From the time of the 1929 incidents on the Chinese Eastern Railroad, the song had been sung throughout the land:

Its steel breast brushing aside our enemies, The 27th stands on guard!

The chief of artillery of this 27th Infantry Division, formed back in the Civil War, was the Tsarist officer Nikolai Y. (I remembered the name because it was the name of one of the authors of our artillery textbook.) In a heated freight car that had been converted into living quarters, and always accompanied by his wife, this artillery officer had crossed and recrossed the Volga and the Urals, sometimes moving east and sometimes west. It was in this heated freight car that his son, Yuri, born in 1917, and twin brother, therefore, of the Revolution itself, spent his first years.

That was a long time ago.

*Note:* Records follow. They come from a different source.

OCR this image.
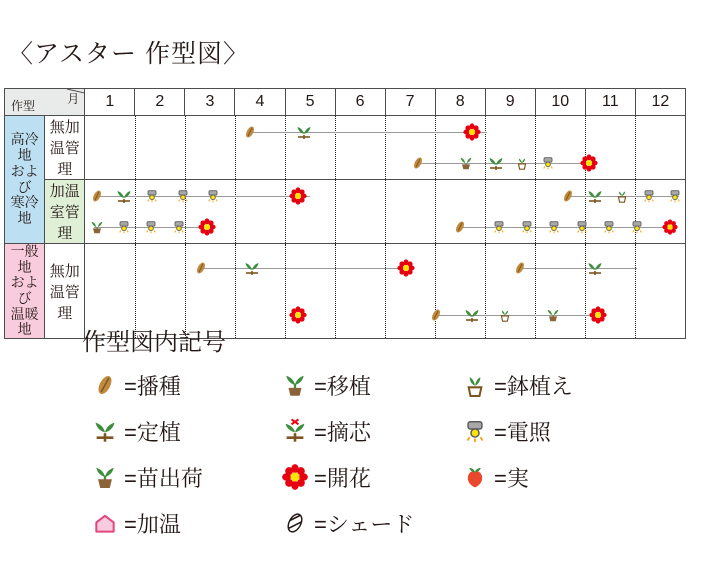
〈アスター 作型図〉
作型 月		1	2	3	4	5	6	7	8	9	10	11	12

高冷地
および
寒冷地	無加温管理	

	加温室管理	

一般地
および
温暖地	無加温管理	
作型図内記号
=播種	=移植	=鉢植え
=定植	=摘芯	=電照
=苗出荷	=開花	=実
=加温	=シェード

Since then his father had settled in Leningrad, in the Academy, and lived well and frequented high circles, and the son graduated from the officer candidate school. During the Finnish War, Yuri wanted desperately to fight for the Motherland, and friends of his father got him an appointment as an aide on an army staff. Yuri did not have to crawl on his stomach to destroy the Finns’ concrete artillery emplacements, nor get trapped and encircled on a scouting mission, nor freeze in the snow under sniper bullets—but his service was nevertheless rewarded, not with some ordinary decoration, but with the Order of the Red Banner, which fitted neatly on his field shirt. Thus he completed the Finnish War in full consciousness of its justice and his own part in it.

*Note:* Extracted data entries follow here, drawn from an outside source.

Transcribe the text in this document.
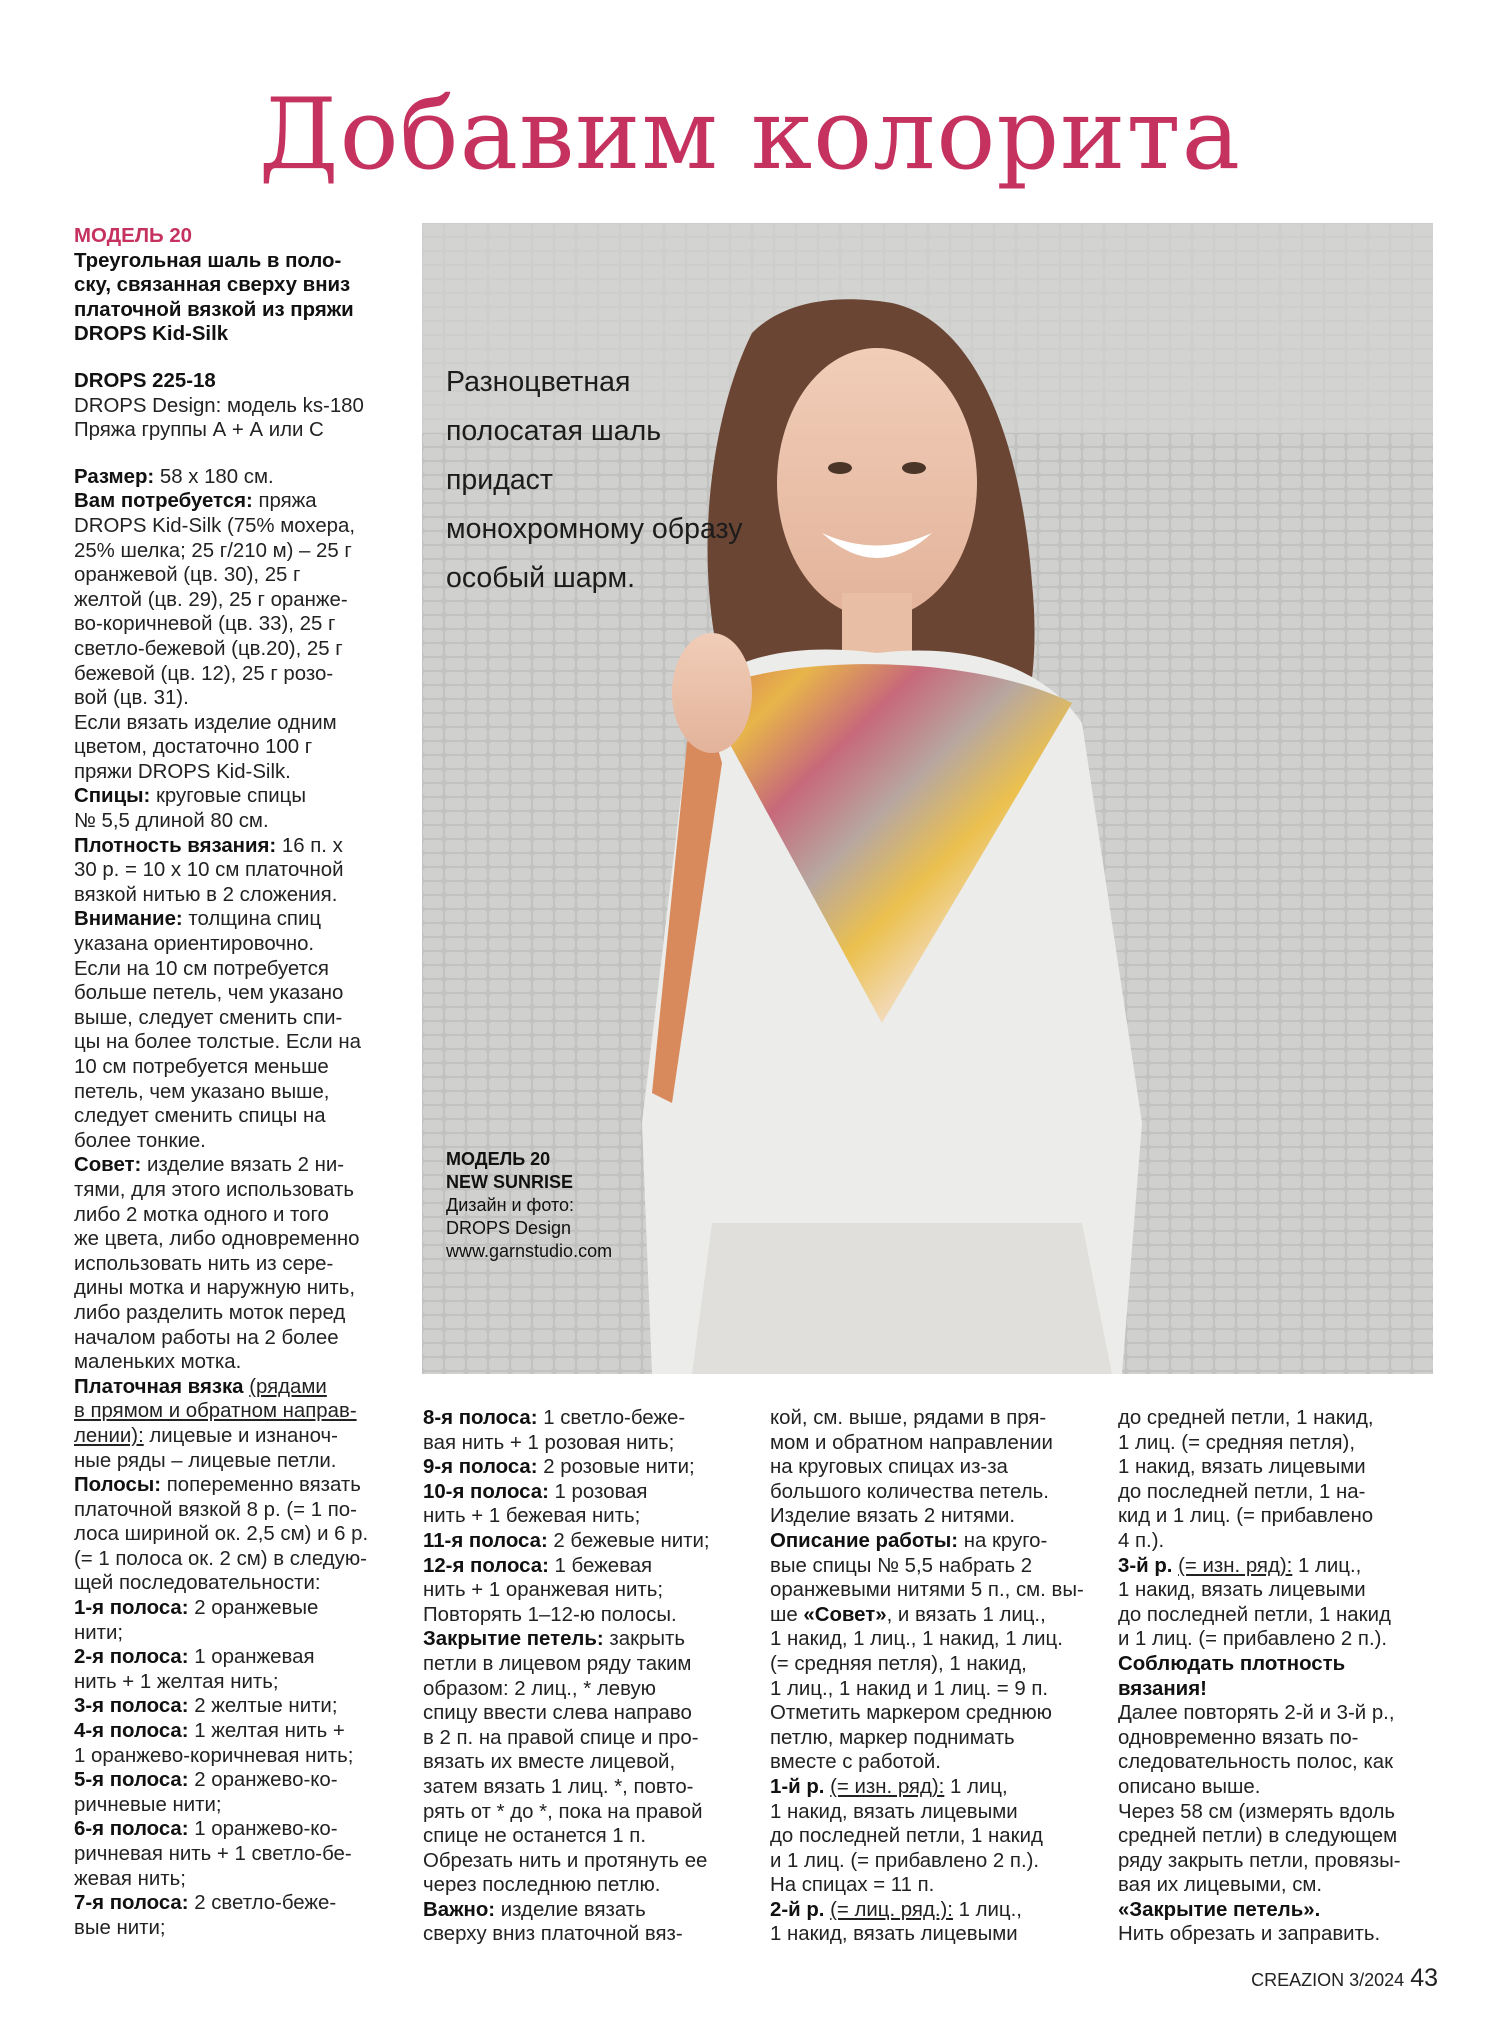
Добавим колорита
МОДЕЛЬ 20
Треугольная шаль в поло-
ску, связанная сверху вниз
платочной вязкой из пряжи
DROPS Kid-Silk
DROPS 225-18
DROPS Design: модель ks-180
Пряжа группы А + А или С
Размер: 58 х 180 см.
Вам потребуется: пряжа
DROPS Kid-Silk (75% мохера,
25% шелка; 25 г/210 м) – 25 г
оранжевой (цв. 30), 25 г
желтой (цв. 29), 25 г оранже-
во-коричневой (цв. 33), 25 г
светло-бежевой (цв.20), 25 г
бежевой (цв. 12), 25 г розо-
вой (цв. 31).
Если вязать изделие одним
цветом, достаточно 100 г
пряжи DROPS Kid-Silk.
Спицы: круговые спицы
№ 5,5 длиной 80 см.
Плотность вязания: 16 п. х
30 р. = 10 х 10 см платочной
вязкой нитью в 2 сложения.
Внимание: толщина спиц
указана ориентировочно.
Если на 10 см потребуется
больше петель, чем указано
выше, следует сменить спи-
цы на более толстые. Если на
10 см потребуется меньше
петель, чем указано выше,
следует сменить спицы на
более тонкие.
Совет: изделие вязать 2 ни-
тями, для этого использовать
либо 2 мотка одного и того
же цвета, либо одновременно
использовать нить из сере-
дины мотка и наружную нить,
либо разделить моток перед
началом работы на 2 более
маленьких мотка.
Платочная вязка (рядами
в прямом и обратном направ-
лении): лицевые и изнаноч-
ные ряды – лицевые петли.
Полосы: попеременно вязать
платочной вязкой 8 р. (= 1 по-
лоса шириной ок. 2,5 см) и 6 р.
(= 1 полоса ок. 2 см) в следую-
щей последовательности:
1-я полоса: 2 оранжевые
нити;
2-я полоса: 1 оранжевая
нить + 1 желтая нить;
3-я полоса: 2 желтые нити;
4-я полоса: 1 желтая нить +
1 оранжево-коричневая нить;
5-я полоса: 2 оранжево-ко-
ричневые нити;
6-я полоса: 1 оранжево-ко-
ричневая нить + 1 светло-бе-
жевая нить;
7-я полоса: 2 светло-беже-
вые нити;
Разноцветная полосатая шаль придаст монохромному образу особый шарм.
МОДЕЛЬ 20
NEW SUNRISE
Дизайн и фото:
DROPS Design
www.garnstudio.com
8-я полоса: 1 светло-беже-
вая нить + 1 розовая нить;
9-я полоса: 2 розовые нити;
10-я полоса: 1 розовая
нить + 1 бежевая нить;
11-я полоса: 2 бежевые нити;
12-я полоса: 1 бежевая
нить + 1 оранжевая нить;
Повторять 1–12-ю полосы.
Закрытие петель: закрыть
петли в лицевом ряду таким
образом: 2 лиц., * левую
спицу ввести слева направо
в 2 п. на правой спице и про-
вязать их вместе лицевой,
затем вязать 1 лиц. *, повто-
рять от * до *, пока на правой
спице не останется 1 п.
Обрезать нить и протянуть ее
через последнюю петлю.
Важно: изделие вязать
сверху вниз платочной вяз-
кой, см. выше, рядами в пря-
мом и обратном направлении
на круговых спицах из-за
большого количества петель.
Изделие вязать 2 нитями.
Описание работы: на круго-
вые спицы № 5,5 набрать 2
оранжевыми нитями 5 п., см. вы-
ше «Совет», и вязать 1 лиц.,
1 накид, 1 лиц., 1 накид, 1 лиц.
(= средняя петля), 1 накид,
1 лиц., 1 накид и 1 лиц. = 9 п.
Отметить маркером среднюю
петлю, маркер поднимать
вместе с работой.
1-й р. (= изн. ряд): 1 лиц,
1 накид, вязать лицевыми
до последней петли, 1 накид
и 1 лиц. (= прибавлено 2 п.).
На спицах = 11 п.
2-й р. (= лиц. ряд.): 1 лиц.,
1 накид, вязать лицевыми
до средней петли, 1 накид,
1 лиц. (= средняя петля),
1 накид, вязать лицевыми
до последней петли, 1 на-
кид и 1 лиц. (= прибавлено
4 п.).
3-й р. (= изн. ряд): 1 лиц.,
1 накид, вязать лицевыми
до последней петли, 1 накид
и 1 лиц. (= прибавлено 2 п.).
Соблюдать плотность
вязания!
Далее повторять 2-й и 3-й р.,
одновременно вязать по-
следовательность полос, как
описано выше.
Через 58 см (измерять вдоль
средней петли) в следующем
ряду закрыть петли, провязы-
вая их лицевыми, см.
«Закрытие петель».
Нить обрезать и заправить.
CREAZION 3/2024 43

But he didn’t have things so easy in the next war. The battery he commanded was surrounded near Luga. They scattered and were caught and driven off into prisoner-of-war camps. Yuri found himself in a concentration camp for officers near Vilnius.

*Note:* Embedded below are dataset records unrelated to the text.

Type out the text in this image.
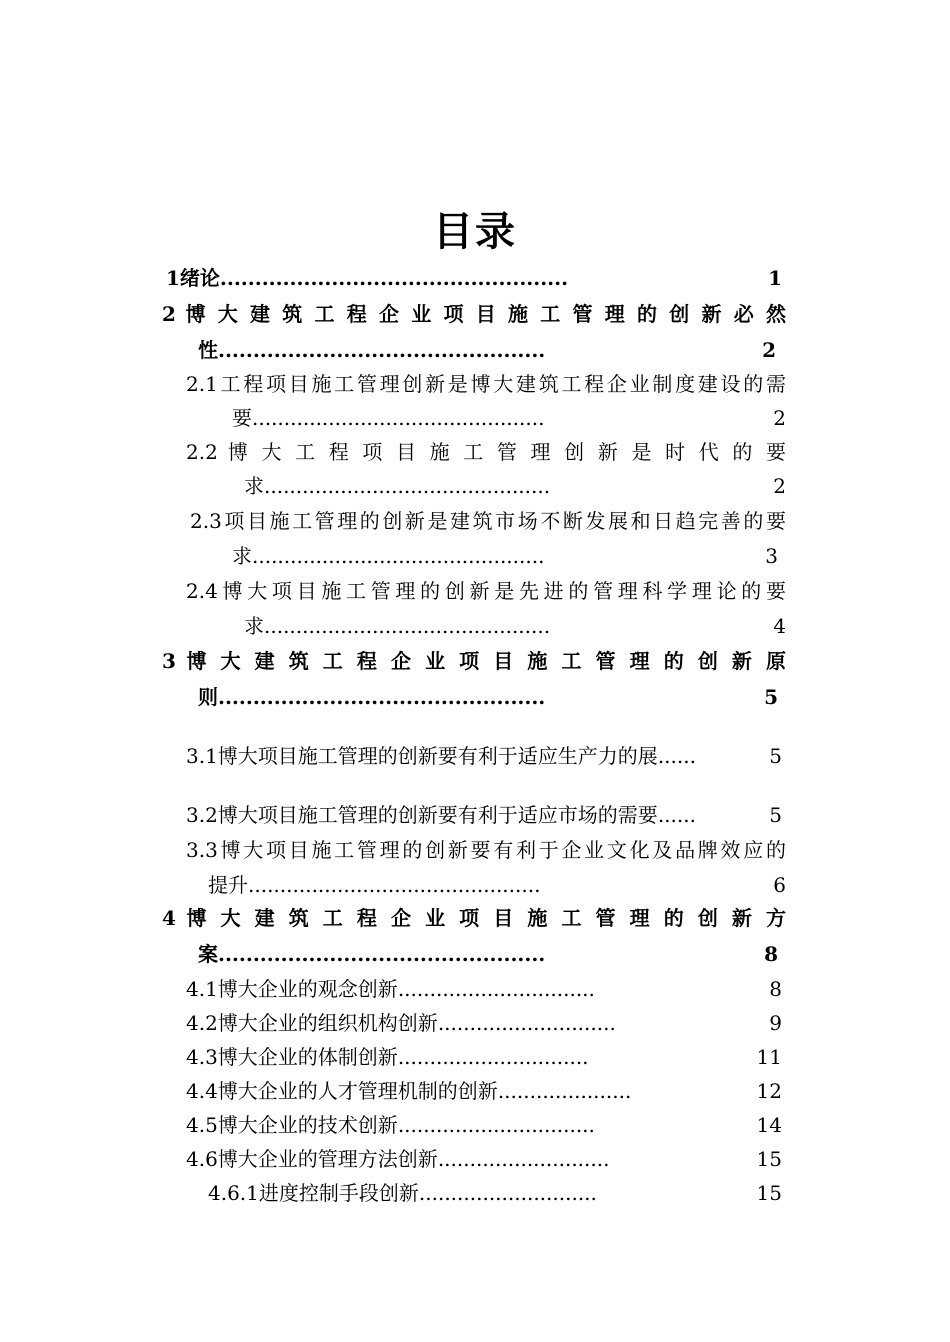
目录
1绪论..................................................	1
2 博 大 建 筑 工 程 企 业 项 目 施 工 管 理 的 创 新 必 然
性...............................................	2
2.1工程项目施工管理创新是博大建筑工程企业制度建设的需
要..............................................	2
2.2 博 大 工 程 项 目 施 工 管 理 创 新 是 时 代 的 要
求.............................................	2
2.3项目施工管理的创新是建筑市场不断发展和日趋完善的要
求..............................................	3
2.4博大项目施工管理的创新是先进的管理科学理论的要
求.............................................	4
3 博 大 建 筑 工 程 企 业 项 目 施 工 管 理 的 创 新 原
则...............................................	5
3.1博大项目施工管理的创新要有利于适应生产力的展......	5
3.2博大项目施工管理的创新要有利于适应市场的需要......	5
3.3博大项目施工管理的创新要有利于企业文化及品牌效应的
提升..............................................	6
4 博 大 建 筑 工 程 企 业 项 目 施 工 管 理 的 创 新 方
案...............................................	8
4.1博大企业的观念创新...............................	8
4.2博大企业的组织机构创新............................	9
4.3博大企业的体制创新..............................	11
4.4博大企业的人才管理机制的创新.....................	12
4.5博大企业的技术创新...............................	14
4.6博大企业的管理方法创新...........................	15
4.6.1进度控制手段创新............................	15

In every life there is one particular event that is decisive for the entire person—for his fate, his convictions, his passions. Two years in that camp shook Yuri up once and for all. It is impossible to catch with words or to circumvent with syllogisms what that camp was. That was a camp to die in—and whoever did not die was compelled to reach certain conclusions.

Among those who could survive were the Ordners—the internal camp police or Polizei—chosen from among the prisoners. Of course, Yuri did not become an Ordner. The cooks managed to survive too. The translators could survive also—they needed them. But though Yuri had a superb command of conversational German, he concealed this fact. He realized that a translator would have to betray his fellow prisoners. One could also postpone dying by digging graves, but others stronger and more dexterous got those jobs. Yuri announced that he was an artist. And, actually, as part of his varied education at home, he had been given lessons in painting. Yuri didn’t paint badly in oils, and only his desire to follow in his father’s footsteps—for he had been proud of his father—had kept him from entering art school.

Together with an elderly artist (I regret that I don’t remember his name) he occupied a separate room in the barracks. And there Yuri painted for nothing schmaltzy pictures such as Nero’s Feast and the Chorus of Elves and the like for the German officers on the commandant’s staff. In return, he was given food. The slops for which the POW officers stood in line with their mess tins from 6 a.m. on, while the Ordners beat them with sticks and the cooks with ladles, were not enough to sustain life. At evening, Yuri could see from the windows of their room the one and only picture for which his artistic talent had been given him: the evening mist hovering above a swampy meadow encircled by barbed wire; a multitude of bonfires; and, around the bonfires, beings who had once been Russian officers but had now become beastlike creatures who gnawed the bones of dead horses, who baked patties from potato rinds, who smoked manure and were all swarming with lice. Not all those two-legged creatures had died as yet. Not all of them had yet lost the capacity for intelligible speech, and one could see in the crimson reflections of the bonfires how a belated understanding was dawning on those faces which were descending to the Neanderthal.

Wormwood on the tongue! That life which Yuri had preserved was no longer precious to him for its own sake. He was not one of those who easily agree to forget. No, if he was going to survive, he was obliged to draw certain conclusions.